Just a couple blocks across the border, sleet fell in El Paso as about 80 huddled migrants ate tacos that volunteers grilled up. Temperatures in the region were set to drop below freezing this week.

“We’re going to keep giving them as much as we have,” said Veronica Castorena, who came out with her husband with tortillas and ground beef as well as blankets for those who will likely sleep on the streets.

The owner of a trucking school in town, Jeff Petion, said this was his second time coming with employees to help migrants in the streets. “They’re out here, they’re cold, they’re hungry, so we wanted to let them know they’re not alone.

Across the street from Petion, Kathy Countiss, a retiree, said she worries the new arrivals will get out of control at El Paso, draining resources and directing enforcement away from criminals to those claiming asylum.

On Saturday, El Paso’s mayor, Oscar Leeser, issued an emergency declaration to access additional local and state resources for building shelters and other urgently needed aid.

Judge Samaniego said the order came one day after El Paso officials sent Governor Abbott a letter requesting humanitarian assistance for the region, adding that the request was for resources to help tend to and relocate the newly arriving migrants, not additional security forces.

Judge Samaniego said he has received no response to the request and plans to issue a similar county-wide emergency declaration specifying the kind of help the area needs if the city does not get state aid soon. He urged the state and federal governments to provide the additional money, adding they had a strategy in place but were short in financial, essential and volunteer resources.

El Paso officials have been coordinating with organizations to provide temporary housing for migrants while they are processed and given sponsors and relocate them to bigger cities where they can be flown or bused to their final destinations, Judge Samaniego said. 

As of Wednesday, they will all join forces at a one-stop emergency command center, Judge Samaniego said, similarly to their approach to the Covid emergency.

Mr. Abbott, El Paso city officials, and Customs and Border Protection did not immediately respond to requests for comment on Sunday.

Mr. Abbott has committed billions of dollars to “Operation Lone Star,” an unprecedented border security effort that has included busing migrants to so-called sanctuary cities like New York, Los Angeles, and Washington, D.C., as well as a massive presence of state troopers and National Guard along the Texas-Mexico border.

Additionally, the Republican Texas governor has pushed continued efforts to build President Trump’s wall using mostly private land along the border and crowdsourcing funds to help pay for it.

El Paso was the fifth-busiest of the Border Patrol’s nine sectors along the Mexico border as recently as March and suddenly became the most popular by far in October, jumping ahead of Del Rio, Texas, which itself had replaced Texas’ Rio Grande Valley as the busiest corridor at lightning-speed late last year. 

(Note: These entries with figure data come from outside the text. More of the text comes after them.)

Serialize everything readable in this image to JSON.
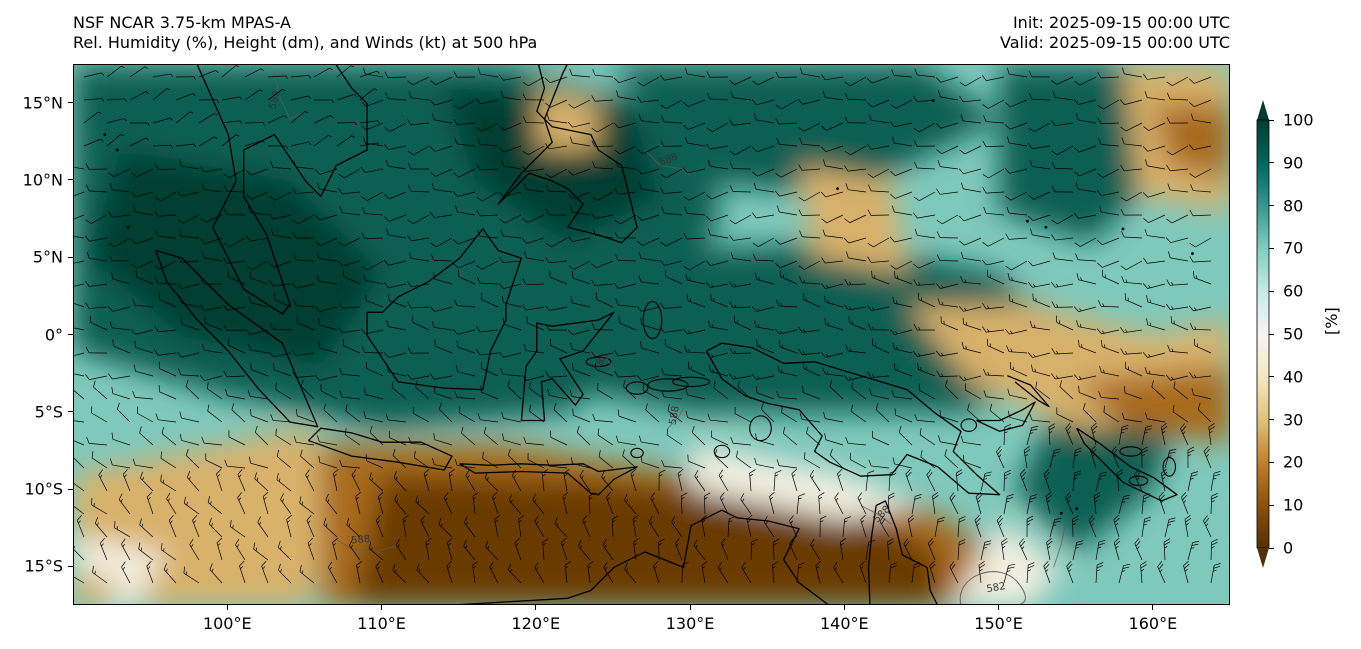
{
  "header": {
    "model_line": "NSF NCAR 3.75-km MPAS-A",
    "field_line": "Rel. Humidity (%), Height (dm), and Winds (kt) at 500 hPa",
    "init_line": "Init: 2025-09-15 00:00 UTC",
    "valid_line": "Valid: 2025-09-15 00:00 UTC"
  },
  "map": {
    "region": "Maritime Continent / Indonesia",
    "lon_range": [
      90,
      165
    ],
    "lat_range": [
      -17.5,
      17.5
    ],
    "lat_ticks": [
      {
        "value": 15,
        "label": "15°N"
      },
      {
        "value": 10,
        "label": "10°N"
      },
      {
        "value": 5,
        "label": "5°N"
      },
      {
        "value": 0,
        "label": "0°"
      },
      {
        "value": -5,
        "label": "5°S"
      },
      {
        "value": -10,
        "label": "10°S"
      },
      {
        "value": -15,
        "label": "15°S"
      }
    ],
    "lon_ticks": [
      {
        "value": 100,
        "label": "100°E"
      },
      {
        "value": 110,
        "label": "110°E"
      },
      {
        "value": 120,
        "label": "120°E"
      },
      {
        "value": 130,
        "label": "130°E"
      },
      {
        "value": 140,
        "label": "140°E"
      },
      {
        "value": 150,
        "label": "150°E"
      },
      {
        "value": 160,
        "label": "160°E"
      }
    ],
    "contour_labels": [
      "588",
      "588",
      "588",
      "588",
      "588",
      "588",
      "582"
    ],
    "colors": {
      "very_dry": "#6b3a05",
      "dry": "#a86a1f",
      "medium_dry": "#d8b16a",
      "neutral": "#f3efe0",
      "moist": "#7fc8bc",
      "very_moist": "#0b5e52",
      "saturated": "#003c30"
    }
  },
  "colorbar": {
    "unit_label": "[%]",
    "ticks": [
      "0",
      "10",
      "20",
      "30",
      "40",
      "50",
      "60",
      "70",
      "80",
      "90",
      "100"
    ],
    "gradient": [
      "#543005",
      "#8c510a",
      "#bf812d",
      "#dfc27d",
      "#f6e8c3",
      "#f5f5f5",
      "#c7eae5",
      "#80cdc1",
      "#35978f",
      "#01665e",
      "#003c30"
    ]
  }
}
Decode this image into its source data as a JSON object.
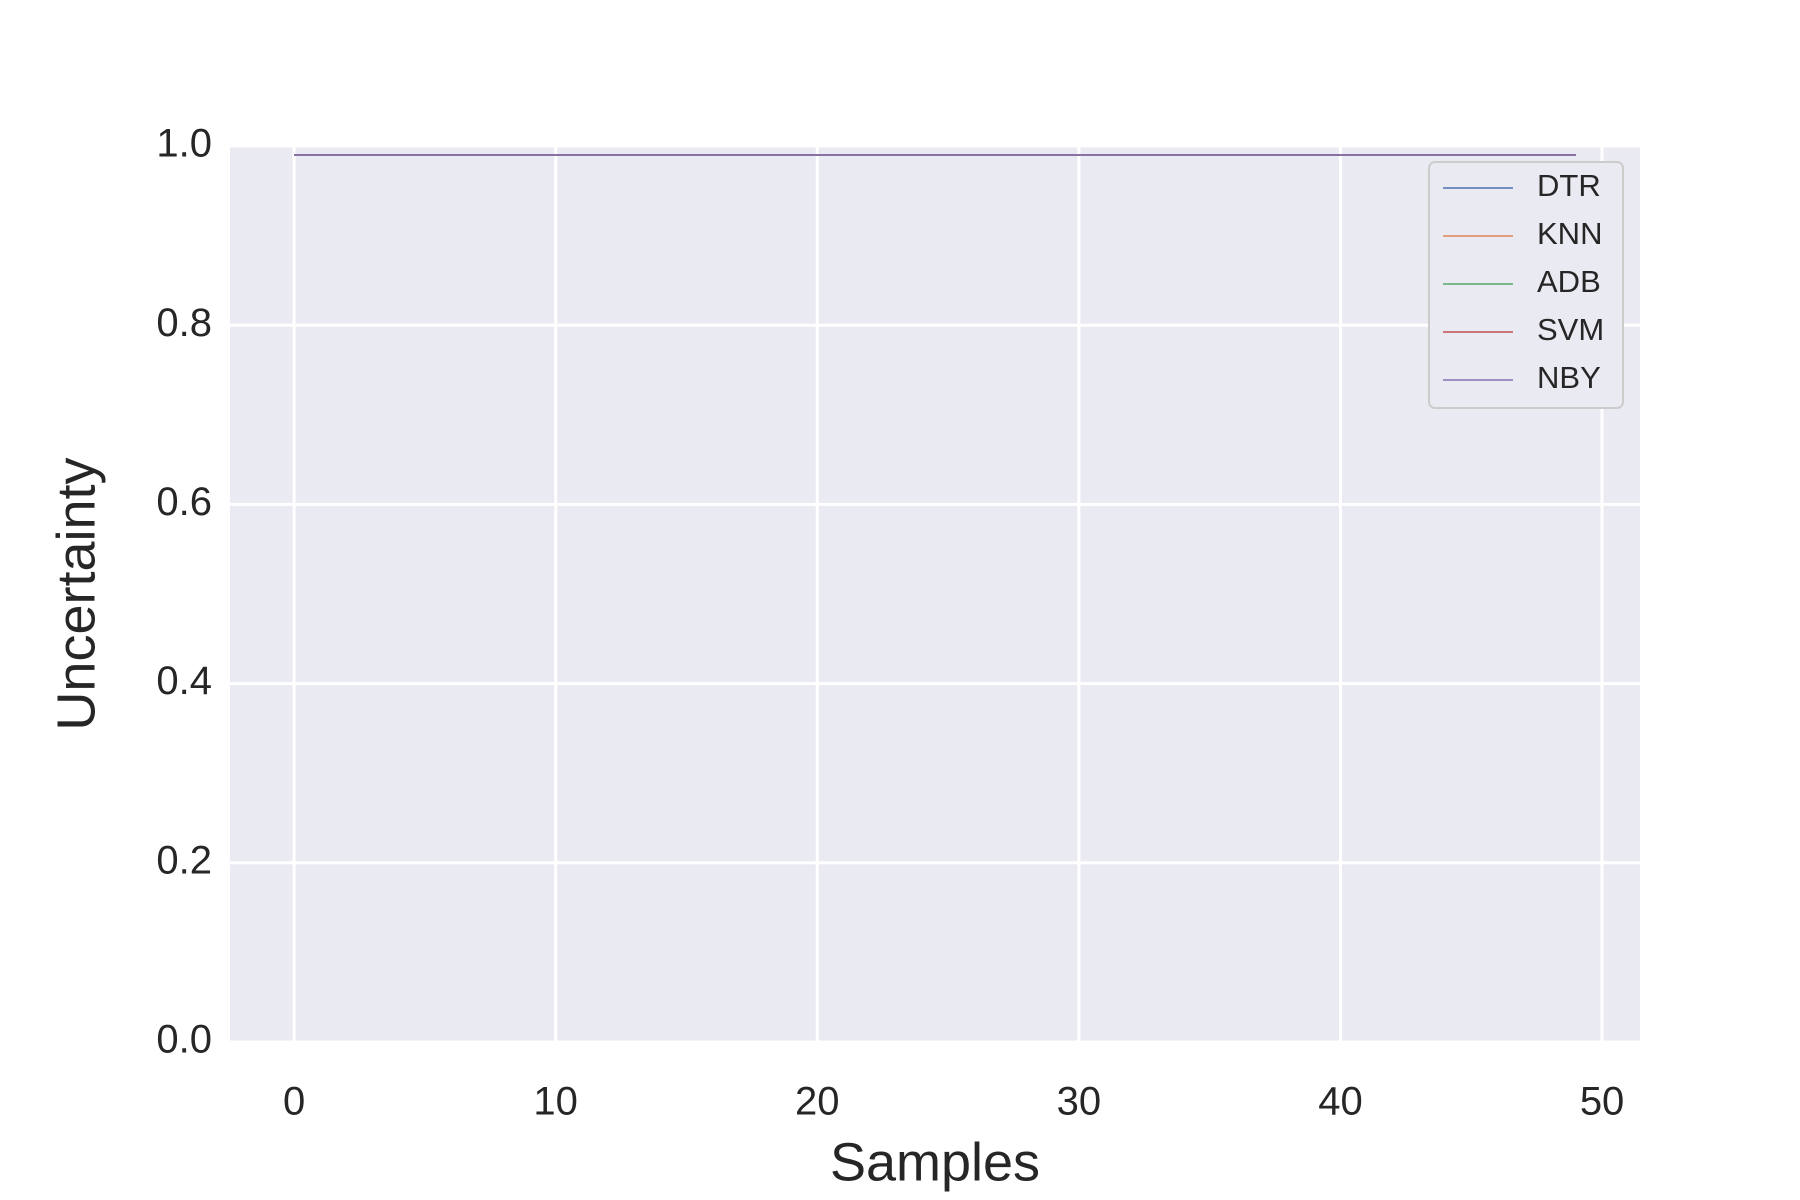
{
  "chart_data": {
    "type": "line",
    "xlabel": "Samples",
    "ylabel": "Uncertainty",
    "x": [
      0,
      1,
      2,
      3,
      4,
      5,
      6,
      7,
      8,
      9,
      10,
      11,
      12,
      13,
      14,
      15,
      16,
      17,
      18,
      19,
      20,
      21,
      22,
      23,
      24,
      25,
      26,
      27,
      28,
      29,
      30,
      31,
      32,
      33,
      34,
      35,
      36,
      37,
      38,
      39,
      40,
      41,
      42,
      43,
      44,
      45,
      46,
      47,
      48,
      49
    ],
    "series": [
      {
        "name": "DTR",
        "color": "#4c72b0",
        "values": [
          0.99,
          0.99,
          0.99,
          0.99,
          0.99,
          0.99,
          0.99,
          0.99,
          0.99,
          0.99,
          0.99,
          0.99,
          0.99,
          0.99,
          0.99,
          0.99,
          0.99,
          0.99,
          0.99,
          0.99,
          0.99,
          0.99,
          0.99,
          0.99,
          0.99,
          0.99,
          0.99,
          0.99,
          0.99,
          0.99,
          0.99,
          0.99,
          0.99,
          0.99,
          0.99,
          0.99,
          0.99,
          0.99,
          0.99,
          0.99,
          0.99,
          0.99,
          0.99,
          0.99,
          0.99,
          0.99,
          0.99,
          0.99,
          0.99,
          0.99
        ]
      },
      {
        "name": "KNN",
        "color": "#dd8452",
        "values": [
          0.99,
          0.99,
          0.99,
          0.99,
          0.99,
          0.99,
          0.99,
          0.99,
          0.99,
          0.99,
          0.99,
          0.99,
          0.99,
          0.99,
          0.99,
          0.99,
          0.99,
          0.99,
          0.99,
          0.99,
          0.99,
          0.99,
          0.99,
          0.99,
          0.99,
          0.99,
          0.99,
          0.99,
          0.99,
          0.99,
          0.99,
          0.99,
          0.99,
          0.99,
          0.99,
          0.99,
          0.99,
          0.99,
          0.99,
          0.99,
          0.99,
          0.99,
          0.99,
          0.99,
          0.99,
          0.99,
          0.99,
          0.99,
          0.99,
          0.99
        ]
      },
      {
        "name": "ADB",
        "color": "#55a868",
        "values": [
          0.99,
          0.99,
          0.99,
          0.99,
          0.99,
          0.99,
          0.99,
          0.99,
          0.99,
          0.99,
          0.99,
          0.99,
          0.99,
          0.99,
          0.99,
          0.99,
          0.99,
          0.99,
          0.99,
          0.99,
          0.99,
          0.99,
          0.99,
          0.99,
          0.99,
          0.99,
          0.99,
          0.99,
          0.99,
          0.99,
          0.99,
          0.99,
          0.99,
          0.99,
          0.99,
          0.99,
          0.99,
          0.99,
          0.99,
          0.99,
          0.99,
          0.99,
          0.99,
          0.99,
          0.99,
          0.99,
          0.99,
          0.99,
          0.99,
          0.99
        ]
      },
      {
        "name": "SVM",
        "color": "#c44e52",
        "values": [
          0.99,
          0.99,
          0.99,
          0.99,
          0.99,
          0.99,
          0.99,
          0.99,
          0.99,
          0.99,
          0.99,
          0.99,
          0.99,
          0.99,
          0.99,
          0.99,
          0.99,
          0.99,
          0.99,
          0.99,
          0.99,
          0.99,
          0.99,
          0.99,
          0.99,
          0.99,
          0.99,
          0.99,
          0.99,
          0.99,
          0.99,
          0.99,
          0.99,
          0.99,
          0.99,
          0.99,
          0.99,
          0.99,
          0.99,
          0.99,
          0.99,
          0.99,
          0.99,
          0.99,
          0.99,
          0.99,
          0.99,
          0.99,
          0.99,
          0.99
        ]
      },
      {
        "name": "NBY",
        "color": "#8172b3",
        "values": [
          0.99,
          0.99,
          0.99,
          0.99,
          0.99,
          0.99,
          0.99,
          0.99,
          0.99,
          0.99,
          0.99,
          0.99,
          0.99,
          0.99,
          0.99,
          0.99,
          0.99,
          0.99,
          0.99,
          0.99,
          0.99,
          0.99,
          0.99,
          0.99,
          0.99,
          0.99,
          0.99,
          0.99,
          0.99,
          0.99,
          0.99,
          0.99,
          0.99,
          0.99,
          0.99,
          0.99,
          0.99,
          0.99,
          0.99,
          0.99,
          0.99,
          0.99,
          0.99,
          0.99,
          0.99,
          0.99,
          0.99,
          0.99,
          0.99,
          0.99
        ]
      }
    ],
    "xlim": [
      -2.45,
      51.45
    ],
    "xticks": [
      0,
      10,
      20,
      30,
      40,
      50
    ],
    "ylim": [
      0,
      1
    ],
    "yticks": [
      {
        "value": 0,
        "label": "0.0"
      },
      0.2,
      0.4,
      0.6,
      0.8,
      {
        "value": 1,
        "label": "1.0"
      }
    ],
    "grid": true,
    "legend": "upper right"
  }
}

It is unclear why El Paso has become such a powerful magnet in recent months, drawing especially high numbers of migrants since September.

Recent illegal crossings at El Paso — at first largely dominated by Venezuelans and more recently by Nicaraguans — are reminiscent of a short period in 2019, when the westernmost reaches of Texas and eastern end of New Mexico were quickly overwhelmed with new arrivals from Cuba and Central America. El Paso had been a relatively sleepy area for illegal crossings for years.